Ainda, em Junho, o jornal divulgou que em resultado das queixas apresentadas às autoridades pela SMPA:
- um indivíduo das Calhetas que maltratou um cão foi remetido para a cadeia da Comarca da Ribeira Grande;
- havia sido preso um cidadão dos Fenai da Luz que atirou uma cabra do alto de uma rocha;
- estava a decorrer uma investigação para apurar quem, na Bretanha, havia cortado a cauda a três novilhos.
No mesmo texto é divulgada a colaboração entre o Posto Zootécnico e a SMPA – Sociedade Micaelense Protetora dos Animais. Assim, a SMPA havia fornecido ao referido posto, para tratamento de animais, vomitivos, clorofórmio e algodão.
No mês de Setembro, o jornal volta a referir-se ao assunto dos animais de tiro, vítimas das aguilhadas, elogiando o senhor José de Medeiros Mota, residente no Ramalho, que por ser “alto e de empenado, consegue submetê-los e corta-lhes a extremidade da aguilhada, que é, como quem diz, do instrumento de tortura”.
No mesmo mês, a propósito do envenenamento de peixes do tanque do Campo de São Francisco, a Sociedade Protetora dos Animais de Lisboa mandou dois ofícios, um dirigido ao Governador Civil e o outro à Presidente da Sociedade Micaelense Protetora dos Animais.
No ofício dirigido à SMPA, transcrito na íntegra pelo Correio dos Açores, a dado passo, pode ler-se:
“Há muito terreno inculto a desbravar e muita consciência a imbuir nas máximas divinas de Cristo.
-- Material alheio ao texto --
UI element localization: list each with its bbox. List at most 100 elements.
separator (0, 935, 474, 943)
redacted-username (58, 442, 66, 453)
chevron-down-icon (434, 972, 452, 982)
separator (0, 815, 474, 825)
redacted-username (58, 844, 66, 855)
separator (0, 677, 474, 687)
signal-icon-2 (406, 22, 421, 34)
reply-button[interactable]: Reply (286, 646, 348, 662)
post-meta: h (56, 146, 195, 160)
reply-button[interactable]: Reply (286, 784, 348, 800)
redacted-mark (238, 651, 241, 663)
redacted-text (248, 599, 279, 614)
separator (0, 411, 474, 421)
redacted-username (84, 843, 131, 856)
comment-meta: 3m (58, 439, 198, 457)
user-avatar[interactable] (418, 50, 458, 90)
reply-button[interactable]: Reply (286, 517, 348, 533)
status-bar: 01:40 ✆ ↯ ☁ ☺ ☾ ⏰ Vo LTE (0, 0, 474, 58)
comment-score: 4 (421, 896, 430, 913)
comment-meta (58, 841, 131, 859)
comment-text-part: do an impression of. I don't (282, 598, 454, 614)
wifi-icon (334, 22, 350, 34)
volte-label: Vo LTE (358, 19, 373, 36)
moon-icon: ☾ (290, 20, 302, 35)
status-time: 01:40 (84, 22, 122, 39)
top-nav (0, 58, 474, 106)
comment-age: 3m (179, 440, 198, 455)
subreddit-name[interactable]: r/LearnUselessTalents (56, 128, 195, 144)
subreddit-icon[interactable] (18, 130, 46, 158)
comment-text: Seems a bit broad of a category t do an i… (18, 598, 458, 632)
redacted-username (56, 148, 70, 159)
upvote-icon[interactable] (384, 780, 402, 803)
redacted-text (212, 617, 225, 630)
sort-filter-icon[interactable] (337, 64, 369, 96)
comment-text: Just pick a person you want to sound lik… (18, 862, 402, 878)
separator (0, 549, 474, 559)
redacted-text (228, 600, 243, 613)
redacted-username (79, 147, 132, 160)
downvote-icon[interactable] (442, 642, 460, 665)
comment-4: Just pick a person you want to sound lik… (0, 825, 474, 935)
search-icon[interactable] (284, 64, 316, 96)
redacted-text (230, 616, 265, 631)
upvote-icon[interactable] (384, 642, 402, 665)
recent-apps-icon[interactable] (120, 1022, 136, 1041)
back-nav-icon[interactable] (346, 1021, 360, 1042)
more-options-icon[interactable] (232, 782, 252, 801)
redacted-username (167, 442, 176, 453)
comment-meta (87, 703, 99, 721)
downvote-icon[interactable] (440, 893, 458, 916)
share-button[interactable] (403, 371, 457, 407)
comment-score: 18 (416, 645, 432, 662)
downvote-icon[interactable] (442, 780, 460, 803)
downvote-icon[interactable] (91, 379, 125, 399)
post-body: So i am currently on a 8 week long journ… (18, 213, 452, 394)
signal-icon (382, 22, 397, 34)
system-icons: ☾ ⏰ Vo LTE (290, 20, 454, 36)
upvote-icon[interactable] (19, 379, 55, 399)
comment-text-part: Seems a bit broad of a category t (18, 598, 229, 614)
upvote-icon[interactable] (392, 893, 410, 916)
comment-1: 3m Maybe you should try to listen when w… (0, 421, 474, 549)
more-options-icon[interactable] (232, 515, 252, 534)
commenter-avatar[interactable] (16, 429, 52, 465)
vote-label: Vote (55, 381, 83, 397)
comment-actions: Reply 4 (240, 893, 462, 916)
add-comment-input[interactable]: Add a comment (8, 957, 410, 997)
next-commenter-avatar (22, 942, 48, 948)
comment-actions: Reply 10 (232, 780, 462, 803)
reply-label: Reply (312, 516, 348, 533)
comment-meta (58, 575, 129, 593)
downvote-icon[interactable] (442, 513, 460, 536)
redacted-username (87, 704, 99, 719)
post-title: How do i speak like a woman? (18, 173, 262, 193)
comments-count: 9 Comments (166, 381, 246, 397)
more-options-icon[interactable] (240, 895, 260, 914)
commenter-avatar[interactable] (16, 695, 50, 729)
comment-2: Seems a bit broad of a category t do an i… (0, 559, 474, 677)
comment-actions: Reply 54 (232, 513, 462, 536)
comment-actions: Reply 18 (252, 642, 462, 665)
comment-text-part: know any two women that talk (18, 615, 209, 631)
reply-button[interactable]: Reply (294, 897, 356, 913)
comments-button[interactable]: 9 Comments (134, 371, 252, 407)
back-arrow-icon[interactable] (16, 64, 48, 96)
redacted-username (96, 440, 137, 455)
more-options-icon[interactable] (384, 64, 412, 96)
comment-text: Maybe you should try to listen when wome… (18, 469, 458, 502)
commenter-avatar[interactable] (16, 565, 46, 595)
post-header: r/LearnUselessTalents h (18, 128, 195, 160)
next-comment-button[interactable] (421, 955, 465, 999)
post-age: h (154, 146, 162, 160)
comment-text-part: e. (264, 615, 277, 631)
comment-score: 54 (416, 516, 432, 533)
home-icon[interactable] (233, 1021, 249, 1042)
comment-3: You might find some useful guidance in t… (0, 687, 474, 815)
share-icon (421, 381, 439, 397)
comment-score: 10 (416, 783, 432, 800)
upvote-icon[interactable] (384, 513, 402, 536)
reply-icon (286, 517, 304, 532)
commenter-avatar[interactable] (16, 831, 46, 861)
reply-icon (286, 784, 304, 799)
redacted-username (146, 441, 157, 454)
E é para isso que trabalhamos – nós, os zoofilistas – sem descanso sem um momento de fadiga, para que Portugal possa ser visto e encarado lá fora como Nação próspera e grandiosa sob o ponto de vista humanitário”.
O leitor faça um paralelo entre a situação atual e a de 1938 e tire a suas conclusões.